Nihlus wanted to laugh. They sounded like hanar. He knew the excessive formality was a response to the recent tension but that didn’t make it any less amusing.

“We would also like to withdraw Veerla Sterling from consideration at this time as well,” Hackett continued and Nihlus made a conscious effort to keep his face neutral. Sterling, an impressive biotic, the Hero of the Skyllian Blitz, and Star of Terra recipient, had been the favorite among the turians.

“I’m sorry to hear that,” Drusan said. Disappointment was evident in his subvocals but the humans didn’t seem to notice. “Her preliminary evaluation was excellent.”

The corners of Udina’s mouth turned down ever so slightly as he nodded. “Unfortunately, our intelligence community was unwilling to release her records for further review.”

“What a shame,” Orinia sighed. She waited a beat then brought them back on topic. “Would you care to start, Captain Anderson?”

“Gladly,” he said, glancing at the list on his datapad. “First up is Gina Ewing.”

“She’s the one who lived through the thresher maw attack on Akuze?” asked Drusan.

“That’s right,” Hackett confirmed.

“I’ve encountered threshers on assignment,” Nihlus said. “Even with vehicles and heavy weapons they’re nasty creatures. She must be a supreme survivor.”

“Exactly my point,” said Anderson.

“What about pre-service?” Drusan asked. “We do need to consider her involvement with the Tenth Street Reds.”

“That was more than ten years ago,” Udina said. “They were contained on Earth at the time. They weren’t the same group we’re seeing today.”

“Even if they were,” Hackett added, “Ewing wasn’t involved in any violent crimes and has shown no indication of bigotry since enlisting.”

An uncomfortable silence followed, which Udina eventually broke by asking, “Who else do you have, Captain?”

“Christopher Ramsey.”

“The Butcher of Torfan,” Drusan said. “Most of his unit died under his command.”

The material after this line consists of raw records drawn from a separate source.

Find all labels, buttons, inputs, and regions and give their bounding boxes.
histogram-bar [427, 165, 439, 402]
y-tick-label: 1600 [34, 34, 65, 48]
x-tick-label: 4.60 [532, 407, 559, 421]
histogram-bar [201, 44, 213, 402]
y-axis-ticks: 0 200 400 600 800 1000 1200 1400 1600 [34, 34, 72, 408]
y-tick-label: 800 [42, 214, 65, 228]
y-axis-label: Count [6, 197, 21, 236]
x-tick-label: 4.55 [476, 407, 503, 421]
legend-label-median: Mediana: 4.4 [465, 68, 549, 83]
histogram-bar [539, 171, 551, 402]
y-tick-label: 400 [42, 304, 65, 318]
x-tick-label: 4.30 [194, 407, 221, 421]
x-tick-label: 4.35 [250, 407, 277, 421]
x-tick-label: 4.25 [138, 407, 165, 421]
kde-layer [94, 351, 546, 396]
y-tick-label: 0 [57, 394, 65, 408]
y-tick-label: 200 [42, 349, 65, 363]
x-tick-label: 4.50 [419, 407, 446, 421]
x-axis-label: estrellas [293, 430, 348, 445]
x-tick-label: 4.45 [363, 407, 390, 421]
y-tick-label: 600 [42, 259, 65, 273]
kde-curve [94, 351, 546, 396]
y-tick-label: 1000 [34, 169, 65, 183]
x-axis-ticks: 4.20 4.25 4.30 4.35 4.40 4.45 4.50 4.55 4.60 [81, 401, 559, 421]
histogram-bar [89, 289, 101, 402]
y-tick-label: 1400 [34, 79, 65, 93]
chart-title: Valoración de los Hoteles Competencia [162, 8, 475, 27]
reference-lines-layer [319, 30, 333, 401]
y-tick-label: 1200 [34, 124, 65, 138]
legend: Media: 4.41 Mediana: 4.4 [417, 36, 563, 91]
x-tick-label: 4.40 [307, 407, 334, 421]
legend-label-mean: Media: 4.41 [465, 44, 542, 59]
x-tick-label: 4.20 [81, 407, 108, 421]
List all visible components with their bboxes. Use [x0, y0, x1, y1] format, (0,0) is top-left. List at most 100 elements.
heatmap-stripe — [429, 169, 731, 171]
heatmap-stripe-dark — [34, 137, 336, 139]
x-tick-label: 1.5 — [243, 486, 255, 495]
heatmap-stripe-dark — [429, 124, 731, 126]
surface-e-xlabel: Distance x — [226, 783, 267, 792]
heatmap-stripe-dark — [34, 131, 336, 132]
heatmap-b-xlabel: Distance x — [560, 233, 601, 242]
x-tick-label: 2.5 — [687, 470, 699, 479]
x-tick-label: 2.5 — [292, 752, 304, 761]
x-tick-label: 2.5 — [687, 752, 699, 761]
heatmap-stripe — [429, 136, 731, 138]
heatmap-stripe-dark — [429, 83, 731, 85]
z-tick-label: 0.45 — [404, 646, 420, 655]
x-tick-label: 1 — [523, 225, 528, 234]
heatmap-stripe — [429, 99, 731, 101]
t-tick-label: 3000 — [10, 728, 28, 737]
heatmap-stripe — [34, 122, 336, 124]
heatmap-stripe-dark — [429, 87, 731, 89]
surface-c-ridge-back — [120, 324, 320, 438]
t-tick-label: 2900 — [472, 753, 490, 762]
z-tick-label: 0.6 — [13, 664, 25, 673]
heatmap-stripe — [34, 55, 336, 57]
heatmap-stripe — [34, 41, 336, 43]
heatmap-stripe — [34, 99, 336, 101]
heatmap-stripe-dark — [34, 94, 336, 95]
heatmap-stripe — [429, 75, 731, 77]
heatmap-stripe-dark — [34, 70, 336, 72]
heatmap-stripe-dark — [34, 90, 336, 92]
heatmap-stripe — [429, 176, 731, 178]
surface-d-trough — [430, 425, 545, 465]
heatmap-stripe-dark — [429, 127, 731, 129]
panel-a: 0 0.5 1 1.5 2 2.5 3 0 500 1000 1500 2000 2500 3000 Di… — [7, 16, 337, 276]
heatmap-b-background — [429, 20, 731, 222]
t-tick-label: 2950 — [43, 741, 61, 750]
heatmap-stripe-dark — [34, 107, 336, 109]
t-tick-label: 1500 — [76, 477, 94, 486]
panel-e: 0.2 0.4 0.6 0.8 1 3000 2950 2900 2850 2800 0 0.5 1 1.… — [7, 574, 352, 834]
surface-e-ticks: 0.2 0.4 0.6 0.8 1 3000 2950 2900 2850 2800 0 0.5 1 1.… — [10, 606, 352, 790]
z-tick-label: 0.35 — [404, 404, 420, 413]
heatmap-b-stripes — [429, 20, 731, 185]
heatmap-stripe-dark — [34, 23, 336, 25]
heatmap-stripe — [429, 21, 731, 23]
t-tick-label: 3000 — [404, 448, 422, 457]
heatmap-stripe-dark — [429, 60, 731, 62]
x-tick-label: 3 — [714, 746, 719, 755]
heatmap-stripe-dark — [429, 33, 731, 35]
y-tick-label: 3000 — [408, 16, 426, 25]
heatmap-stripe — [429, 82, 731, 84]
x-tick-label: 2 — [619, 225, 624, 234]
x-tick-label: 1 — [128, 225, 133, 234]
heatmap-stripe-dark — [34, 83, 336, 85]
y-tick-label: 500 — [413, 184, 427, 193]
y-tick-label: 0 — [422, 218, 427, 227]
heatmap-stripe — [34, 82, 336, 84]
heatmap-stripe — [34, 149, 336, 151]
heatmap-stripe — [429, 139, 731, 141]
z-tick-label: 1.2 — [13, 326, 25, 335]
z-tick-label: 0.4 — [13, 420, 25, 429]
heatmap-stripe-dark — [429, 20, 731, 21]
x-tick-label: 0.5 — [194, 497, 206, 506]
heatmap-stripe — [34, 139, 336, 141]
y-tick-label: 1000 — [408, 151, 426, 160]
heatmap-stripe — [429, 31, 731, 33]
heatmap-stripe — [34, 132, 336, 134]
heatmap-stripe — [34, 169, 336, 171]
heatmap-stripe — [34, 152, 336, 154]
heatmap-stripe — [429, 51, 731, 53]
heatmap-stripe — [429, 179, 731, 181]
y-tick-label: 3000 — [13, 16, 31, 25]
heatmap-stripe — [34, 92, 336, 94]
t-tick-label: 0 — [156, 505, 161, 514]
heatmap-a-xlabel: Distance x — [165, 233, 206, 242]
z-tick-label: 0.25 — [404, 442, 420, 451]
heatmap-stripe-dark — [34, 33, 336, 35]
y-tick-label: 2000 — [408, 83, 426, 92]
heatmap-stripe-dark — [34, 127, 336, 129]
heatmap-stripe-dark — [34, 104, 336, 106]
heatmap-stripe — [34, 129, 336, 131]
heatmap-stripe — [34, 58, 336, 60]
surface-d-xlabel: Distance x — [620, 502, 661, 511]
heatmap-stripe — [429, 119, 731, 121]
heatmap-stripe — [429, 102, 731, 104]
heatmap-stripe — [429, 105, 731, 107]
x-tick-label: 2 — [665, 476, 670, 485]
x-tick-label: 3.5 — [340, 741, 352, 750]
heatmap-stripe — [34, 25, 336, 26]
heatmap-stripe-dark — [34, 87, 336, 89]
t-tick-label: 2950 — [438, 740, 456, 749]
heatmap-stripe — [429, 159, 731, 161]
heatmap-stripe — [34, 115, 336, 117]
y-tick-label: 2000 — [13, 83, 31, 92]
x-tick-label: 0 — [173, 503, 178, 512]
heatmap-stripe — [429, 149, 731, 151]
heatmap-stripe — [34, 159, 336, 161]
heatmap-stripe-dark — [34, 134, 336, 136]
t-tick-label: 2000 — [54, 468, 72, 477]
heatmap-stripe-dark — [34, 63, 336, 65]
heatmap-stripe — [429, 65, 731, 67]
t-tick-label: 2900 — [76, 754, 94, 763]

Although the Spectre meant nothing more than a statement of fact, Anderson mistook it for a dig and countered, “He got the job done. If it had been anyone else the mission would have failed entirely. And then how many casualties would we have?”

Before there was further argument, Nihlus clarified. “The idea of sacrificing everything to achieve the objective is not frowned upon within the Spectres.”

“There are other concerns, however, from a political standpoint.” Orinia fixed her green eyes on Hackett. “His mother served with you on the Moscow, Admiral.”

“Along with approximately 400 other people.”

“You were part of the same platoon,” she continued. “Your involvement on this committee could raise suspicions of nepotism if we recommend him.”

“The media will find a way to spin it no matter who we choose,” the admiral argued. “Hell, if we’re looking to avoid any conspiracy theories we should have stuck with Ewing. She doesn’t have any family at all!”

“No, the ambassador’s concerns were fair,” Udina interceded. “The Reds made headlines four times last year for attempted anti-alien hate crimes.”

Hackett threw up his hands. “Fine, Ambassador. Who would you recommend?”

“Well,” Udina took a moment to consult his datapad then said, “What about Shepard?”